Im Streitfall war alleinige Anteilseignerin die Stadt, welche letztlich die Verluste aus dem Bäderbetrieb getragen hat. Hierfür reicht es aus, dass sich die aufgrund der Gewinne der Versorgungsbetriebe möglichen Dividendeneinnahmen der Stadt gemindert haben.

Sowohl § 8 Abs. 3 Satz 2 KStG als auch § 8 Abs. 7 KStG sind gemäß § 15 Satz 1 Nr. 4 KStG zutreffend (erst) bei der Ermittlung des Einkommens der Steuerpflichtigen (Organträgerin) angewandt worden. Die Bestimmungen haben grundsätzlich zur Folge, dass die Verluste der GmbH aus dem Bäderbetrieb das Einkommen der Steuerpflichtigen mindern.

Im Streitfall waren diese Verluste bei der Ermittlung des Einkommens der Steuerpflichtigen (Organträgerin) aber einer gesonderten Sparte zuzuordnen (§ 8 Abs. 9 Satz 1 Nr. 2 KStG i.V.m. § 15 Satz 1 Nr. 5 KStG), die nicht mit den Ergebnissen ihrer übrigen Tätigkeiten verrechnet werden konnten. Durch die Anwendung des § 8 Abs. 7 Satz 1 Nr. 2 KStG war die Grundvoraussetzung der Spartenrechnung erfüllt.
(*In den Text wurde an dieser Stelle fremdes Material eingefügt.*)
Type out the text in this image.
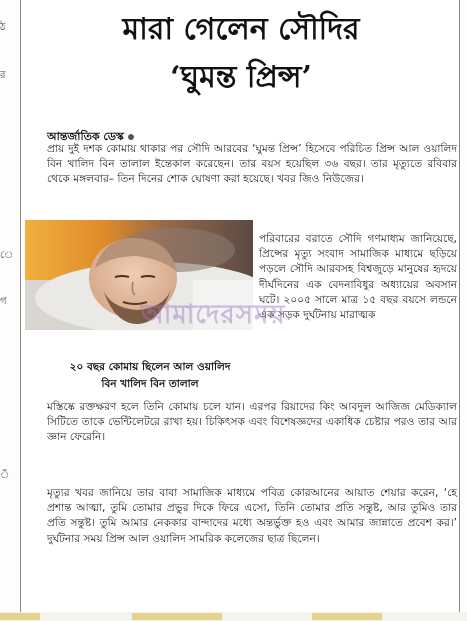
ঠ
র
ে
গ
ঁ
মারা গেলেন সৌদির
‘ঘুমন্ত প্রিন্স’
আন্তর্জাতিক ডেস্ক

প্রায় দুই দশক কোমায় থাকার পর সৌদি আরবের ‘ঘুমন্ত প্রিন্স’ হিসেবে পরিচিত প্রিন্স আল ওয়ালিদ বিন খালিদ বিন তালাল ইন্তেকাল করেছেন। তার বয়স হয়েছিল ৩৬ বছর। তার মৃত্যুতে রবিবার থেকে মঙ্গলবার– তিন দিনের শোক ঘোষণা করা হয়েছে। খবর জিও নিউজের।

২০ বছর কোমায় ছিলেন আল ওয়ালিদ
বিন খালিদ বিন তালাল

পরিবারের বরাতে সৌদি গণমাধ্যম জানিয়েছে, প্রিন্সের মৃত্যু সংবাদ সামাজিক মাধ্যমে ছড়িয়ে পড়লে সৌদি আরবসহ বিশ্বজুড়ে মানুষের হৃদয়ে দীর্ঘদিনের এক বেদনাবিধুর অধ্যায়ের অবসান ঘটে। ২০০৫ সালে মাত্র ১৫ বছর বয়সে লন্ডনে এক সড়ক দুর্ঘটনায় মারাত্মক

আমাদেরসময়

মস্তিষ্কে রক্তক্ষরণ হলে তিনি কোমায় চলে যান। এরপর রিয়াদের কিং আবদুল আজিজ মেডিক্যাল সিটিতে তাকে ভেন্টিলেটরে রাখা হয়। চিকিৎসক এবং বিশেষজ্ঞদের একাধিক চেষ্টার পরও তার আর জ্ঞান ফেরেনি।

মৃত্যুর খবর জানিয়ে তার বাবা সামাজিক মাধ্যমে পবিত্র কোরআনের আয়াত শেয়ার করেন, ‘হে প্রশান্ত আত্মা, তুমি তোমার প্রভুর দিকে ফিরে এসো, তিনি তোমার প্রতি সন্তুষ্ট, আর তুমিও তার প্রতি সন্তুষ্ট। তুমি আমার নেককার বান্দাদের মধ্যে অন্তর্ভুক্ত হও এবং আমার জান্নাতে প্রবেশ কর।’ দুর্ঘটনার সময় প্রিন্স আল ওয়ালিদ সামরিক কলেজের ছাত্র ছিলেন।
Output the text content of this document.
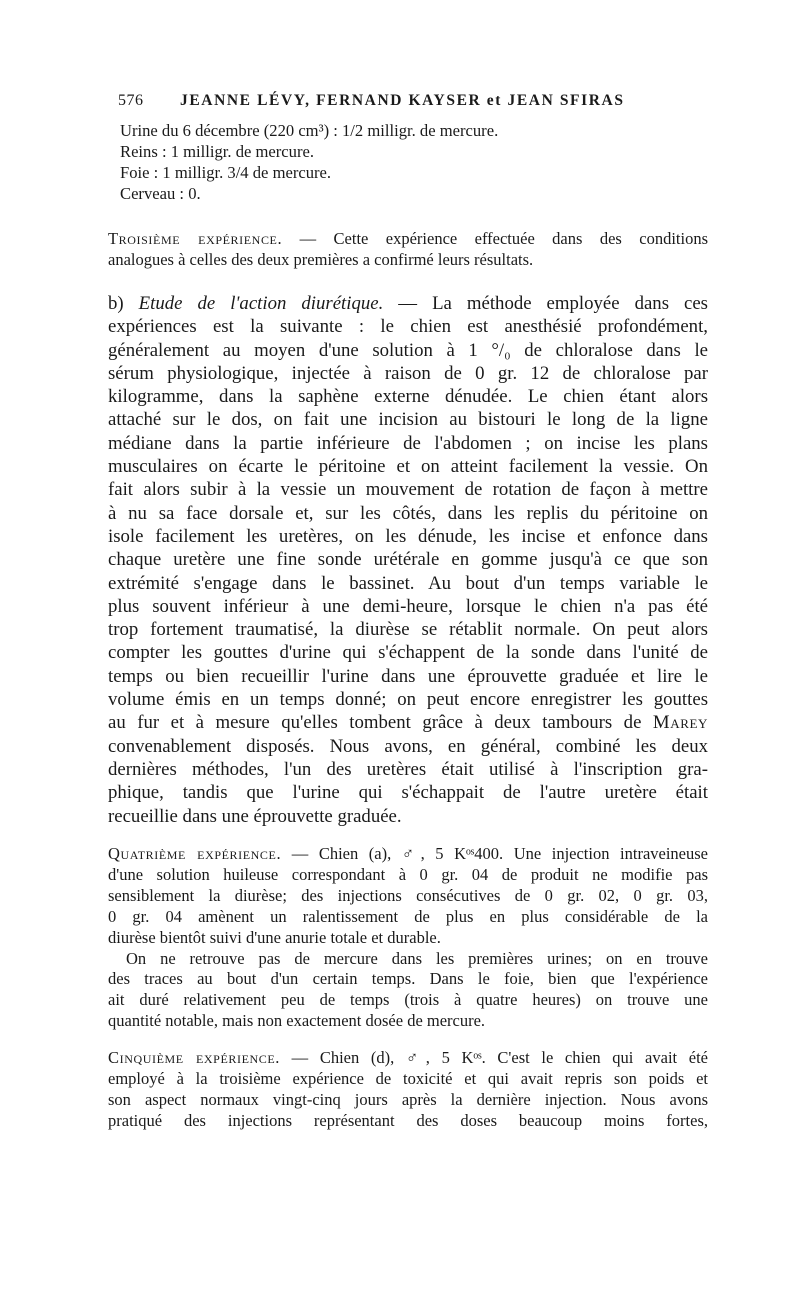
576 JEANNE LÉVY, FERNAND KAYSER et JEAN SFIRAS
Urine du 6 décembre (220 cm³) : 1/2 milligr. de mercure.
Reins : 1 milligr. de mercure.
Foie : 1 milligr. 3/4 de mercure.
Cerveau : 0.
Troisième expérience. — Cette expérience effectuée dans des conditions
analogues à celles des deux premières a confirmé leurs résultats.
b) Etude de l'action diurétique. — La méthode employée dans ces
expériences est la suivante : le chien est anesthésié profondément,
généralement au moyen d'une solution à 1 °/₀ de chloralose dans le
sérum physiologique, injectée à raison de 0 gr. 12 de chloralose par
kilogramme, dans la saphène externe dénudée. Le chien étant alors
attaché sur le dos, on fait une incision au bistouri le long de la ligne
médiane dans la partie inférieure de l'abdomen ; on incise les plans
musculaires on écarte le péritoine et on atteint facilement la vessie. On
fait alors subir à la vessie un mouvement de rotation de façon à mettre
à nu sa face dorsale et, sur les côtés, dans les replis du péritoine on
isole facilement les uretères, on les dénude, les incise et enfonce dans
chaque uretère une fine sonde urétérale en gomme jusqu'à ce que son
extrémité s'engage dans le bassinet. Au bout d'un temps variable le
plus souvent inférieur à une demi-heure, lorsque le chien n'a pas été
trop fortement traumatisé, la diurèse se rétablit normale. On peut alors
compter les gouttes d'urine qui s'échappent de la sonde dans l'unité de
temps ou bien recueillir l'urine dans une éprouvette graduée et lire le
volume émis en un temps donné; on peut encore enregistrer les gouttes
au fur et à mesure qu'elles tombent grâce à deux tambours de Marey
convenablement disposés. Nous avons, en général, combiné les deux
dernières méthodes, l'un des uretères était utilisé à l'inscription gra-
phique, tandis que l'urine qui s'échappait de l'autre uretère était
recueillie dans une éprouvette graduée.
Quatrième expérience. — Chien (a), ♂, 5 Kᵒˢ400. Une injection intraveineuse
d'une solution huileuse correspondant à 0 gr. 04 de produit ne modifie pas
sensiblement la diurèse; des injections consécutives de 0 gr. 02, 0 gr. 03,
0 gr. 04 amènent un ralentissement de plus en plus considérable de la
diurèse bientôt suivi d'une anurie totale et durable.
On ne retrouve pas de mercure dans les premières urines; on en trouve
des traces au bout d'un certain temps. Dans le foie, bien que l'expérience
ait duré relativement peu de temps (trois à quatre heures) on trouve une
quantité notable, mais non exactement dosée de mercure.
Cinquième expérience. — Chien (d), ♂, 5 Kᵒˢ. C'est le chien qui avait été
employé à la troisième expérience de toxicité et qui avait repris son poids et
son aspect normaux vingt-cinq jours après la dernière injection. Nous avons
pratiqué des injections représentant des doses beaucoup moins fortes,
Darüber hinaus waren die Tätigkeiten Bäderbetrieb und Versorgungsbetriebe nicht gemäß § 4 Abs. 6 Satz 1 KStG zusammenfassbar.

Das FG hatte zu Recht die erforderliche technisch-wirtschaftliche Verflechtung "von einigem Gewicht" ab dem Zeitpunkt der Schließung des alten Hallenbads für den Publikumsverkehr und des Übergangs in den Stand-by-Betrieb als Reservebad verneint.
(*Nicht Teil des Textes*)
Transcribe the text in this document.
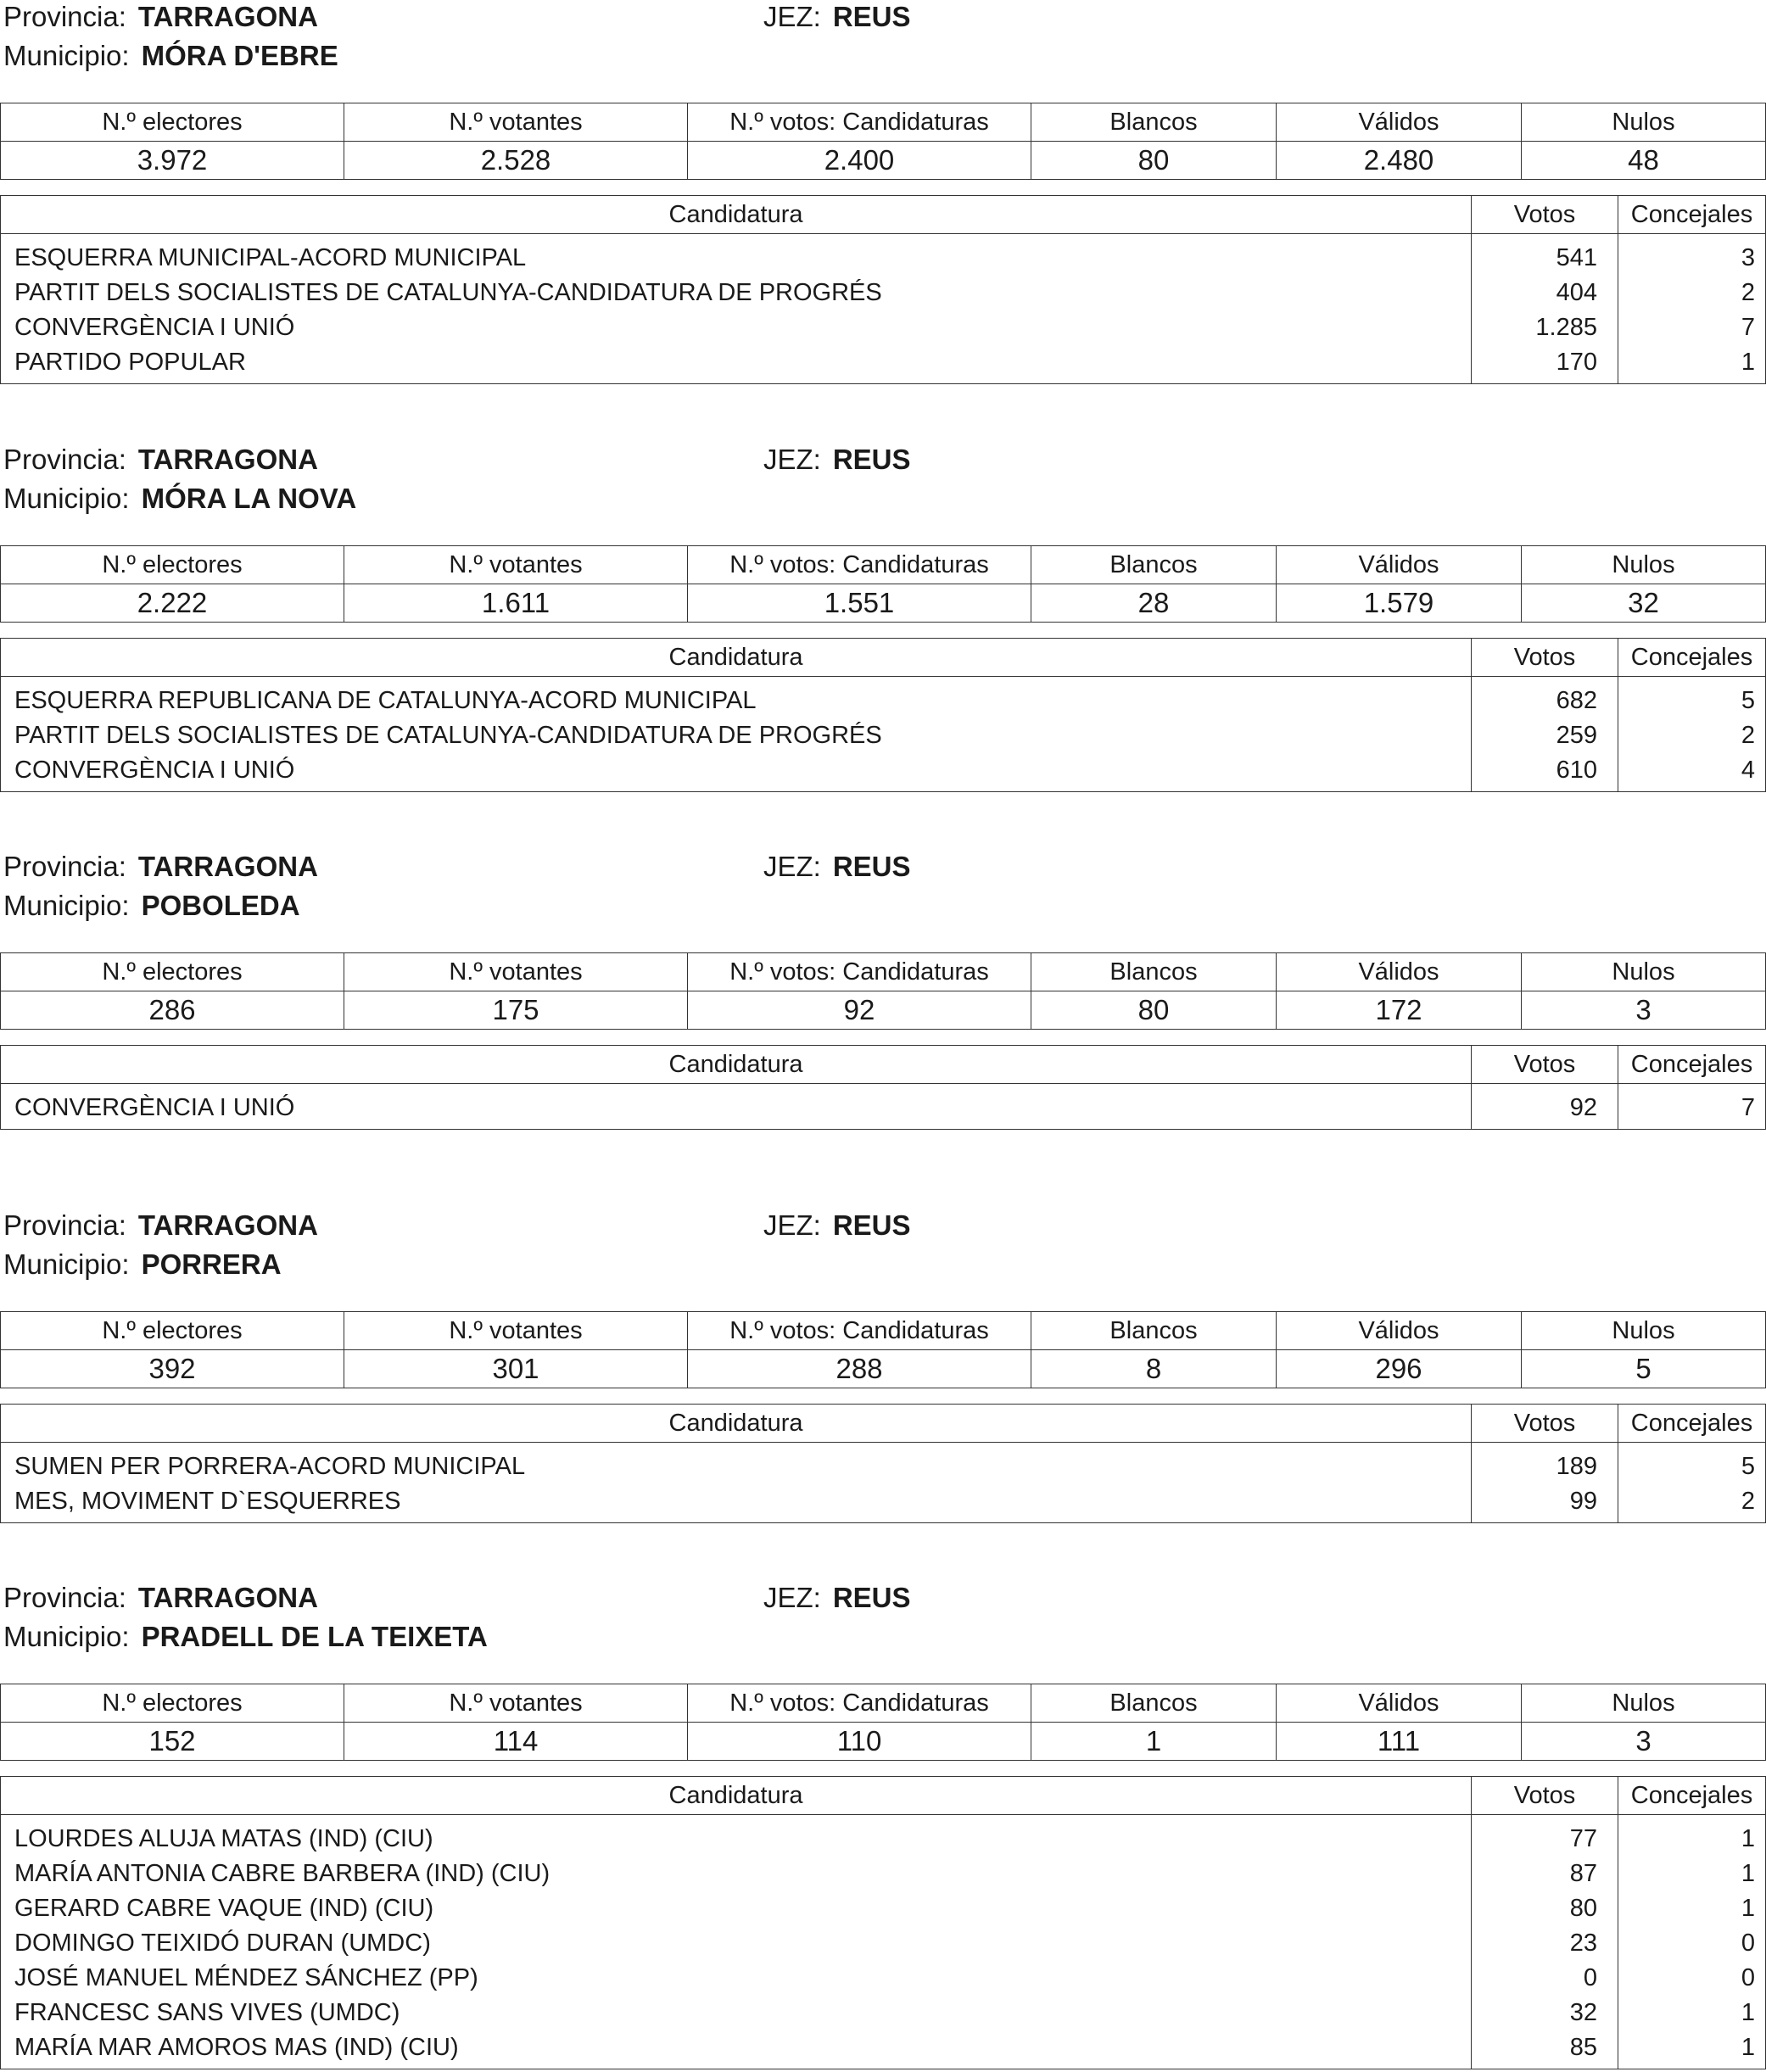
Provincia: TARRAGONA	JEZ: REUS
Municipio: MÓRA D'EBRE
N.º electores	N.º votantes	N.º votos: Candidaturas	Blancos	Válidos	Nulos
3.972	2.528	2.400	80	2.480	48
Candidatura	Votos	Concejales

ESQUERRA MUNICIPAL-ACORD MUNICIPAL	541	3
PARTIT DELS SOCIALISTES DE CATALUNYA-CANDIDATURA DE PROGRÉS	404	2
CONVERGÈNCIA I UNIÓ	1.285	7
PARTIDO POPULAR	170	1

Provincia: TARRAGONA	JEZ: REUS
Municipio: MÓRA LA NOVA
N.º electores	N.º votantes	N.º votos: Candidaturas	Blancos	Válidos	Nulos
2.222	1.611	1.551	28	1.579	32
Candidatura	Votos	Concejales

ESQUERRA REPUBLICANA DE CATALUNYA-ACORD MUNICIPAL	682	5
PARTIT DELS SOCIALISTES DE CATALUNYA-CANDIDATURA DE PROGRÉS	259	2
CONVERGÈNCIA I UNIÓ	610	4

Provincia: TARRAGONA	JEZ: REUS
Municipio: POBOLEDA
N.º electores	N.º votantes	N.º votos: Candidaturas	Blancos	Válidos	Nulos
286	175	92	80	172	3
Candidatura	Votos	Concejales

CONVERGÈNCIA I UNIÓ	92	7

Provincia: TARRAGONA	JEZ: REUS
Municipio: PORRERA
N.º electores	N.º votantes	N.º votos: Candidaturas	Blancos	Válidos	Nulos
392	301	288	8	296	5
Candidatura	Votos	Concejales

SUMEN PER PORRERA-ACORD MUNICIPAL	189	5
MES, MOVIMENT D`ESQUERRES	99	2

Provincia: TARRAGONA	JEZ: REUS
Municipio: PRADELL DE LA TEIXETA
N.º electores	N.º votantes	N.º votos: Candidaturas	Blancos	Válidos	Nulos
152	114	110	1	111	3
Candidatura	Votos	Concejales

LOURDES ALUJA MATAS (IND) (CIU)	77	1
MARÍA ANTONIA CABRE BARBERA (IND) (CIU)	87	1
GERARD CABRE VAQUE (IND) (CIU)	80	1
DOMINGO TEIXIDÓ DURAN (UMDC)	23	0
JOSÉ MANUEL MÉNDEZ SÁNCHEZ (PP)	0	0
FRANCESC SANS VIVES (UMDC)	32	1
MARÍA MAR AMOROS MAS (IND) (CIU)	85	1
§ 8 Abs. 9 Satz 1 Nr. 2 KStG und § 8 Abs. 7 Satz 1 Nr. 2 KStG waren im Streitfall auch zeitlich anwendbar.

Da die streitigen Verluste der GmbH aus dem Bäderbetrieb bereits nach nationalem Recht nicht mit den Ergebnissen der Steuerpflichtigen verrechnet werden konnten, kam es im Streitfall nicht darauf an, ob die Regelung für Dauerverlustgeschäfte kommunaler Eigengesellschaften gemäß § 8 Abs. 7 Satz 1 Nr. 2 i.V.m. § 8 Abs. 9 KStG eine staatliche Beihilfe i.S. des Art. 107 Abs. 1 des Vertrags über die Arbeitsweise der Europäischen Union (AEUV) darstellt, die dem beihilferechtlichen Durchführungsverbot gemäß Art. 108 Abs. 3 AEUV unterliegt.

Darüber hinaus lehnte es der BFH ab, für diejenigen Dauerverluste des Bäderbetriebs, die das FA im Streitjahr zur Verrechnung mit Gewinnen anderer Tätigkeiten zugelassen hatte, ein Vorabentscheidungsersuchen beim EuGH vorzunehmen.